Beet industry fears carbon tax
Updated: Sunday, March 21, 2010 12:29 AM
Beet growers
want ag exemption
for coal-burning processing plants
By DAVE WILKINS
Capital Press
While some U.S. farmers see opportunity in cap and trade legislation, sugar beet growers see potential liability because of their ownership of carbon-emitting processing plants.
All U.S. sugar beet processing plants are controlled by grower-owned cooperatives, so beet farmers could be especially vulnerable to cap and trade laws, according to industry officials.
Many sugar beet factories burn coal as part of the process of converting beets into refined sugar.
Proposed cap an trade legislation would add significantly to the cost of processing, said Mark Duffin, executive director of the Idaho Sugarbeet Growers Association.
"Our factories are where we are particularly vulnerable to cap and trade legislation," Duffin said during a presentation Feb. 8 at the Idaho Ag Summit in Boise.
Duffin said provisions contained in a draft Senate bill could cost the industry tens of millions of dollars in the first year of the program alone, according to an analysis by the Energy Information Administration, an independent analytical and statistical agency within the Department of Energy.

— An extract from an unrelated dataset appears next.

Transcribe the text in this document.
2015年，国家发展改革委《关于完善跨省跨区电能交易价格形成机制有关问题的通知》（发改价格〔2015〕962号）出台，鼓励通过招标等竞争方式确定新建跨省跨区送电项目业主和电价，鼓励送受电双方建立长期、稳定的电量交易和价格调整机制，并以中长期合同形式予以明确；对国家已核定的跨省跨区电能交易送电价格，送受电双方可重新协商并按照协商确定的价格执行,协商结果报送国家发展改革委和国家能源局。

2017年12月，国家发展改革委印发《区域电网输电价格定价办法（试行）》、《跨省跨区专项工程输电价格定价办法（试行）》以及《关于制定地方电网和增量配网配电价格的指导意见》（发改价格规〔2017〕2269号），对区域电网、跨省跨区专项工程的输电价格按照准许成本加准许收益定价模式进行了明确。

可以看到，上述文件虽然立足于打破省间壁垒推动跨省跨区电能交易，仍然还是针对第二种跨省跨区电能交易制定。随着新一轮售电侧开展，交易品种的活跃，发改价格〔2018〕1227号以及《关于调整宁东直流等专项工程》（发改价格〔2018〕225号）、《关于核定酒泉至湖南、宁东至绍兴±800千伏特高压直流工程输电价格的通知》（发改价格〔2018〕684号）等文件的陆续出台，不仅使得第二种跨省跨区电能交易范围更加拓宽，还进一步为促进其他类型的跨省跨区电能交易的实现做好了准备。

The bill would result in what amounts to a $3,000 to $4,500 tax on each of the nation's 10,000 sugar beet farmers in the first year of the program, he said.
The total costs to the sector over the first 12 years could be as high as $650 million, according to the study.
If cap and trade legislation applied only to growing operations, sugar beet farmers could probably live with it, Duffin said. But factory ownership "changes the whole scenario," he said.
The industry wants sugar beet factories brought under an agricultural exemption.
"Our sugar factories are an extension of our farms," Duffin said.
"We want to be responsible citizens, but we want (cap and trade) to be something that accomplishes its goals without putting an undue burden on the industry," he said.
The industry is looking at ways to reduce its carbon footprint.
A DOE grant announced last fall will analyze the feasibility of building a 100-megawatt combined heat and natural gas powered generation plant at the Amalgamated Sugar Co. factory at Nampa, Idaho.
The plant's carbon emissions using natural gas "would be a lot less than with coal," company president Vic Jaro said. "It would offer some real substantial improvements."
If the study shows the natural gas plant to be feasible, the Idaho sugar beet industry will be well ahead of the curve, said Paul Kjellander, administrator of the Idaho Office of Energy Resources. If it's not feasible, at least the industry will know what not to spend time and money on in the future, he said.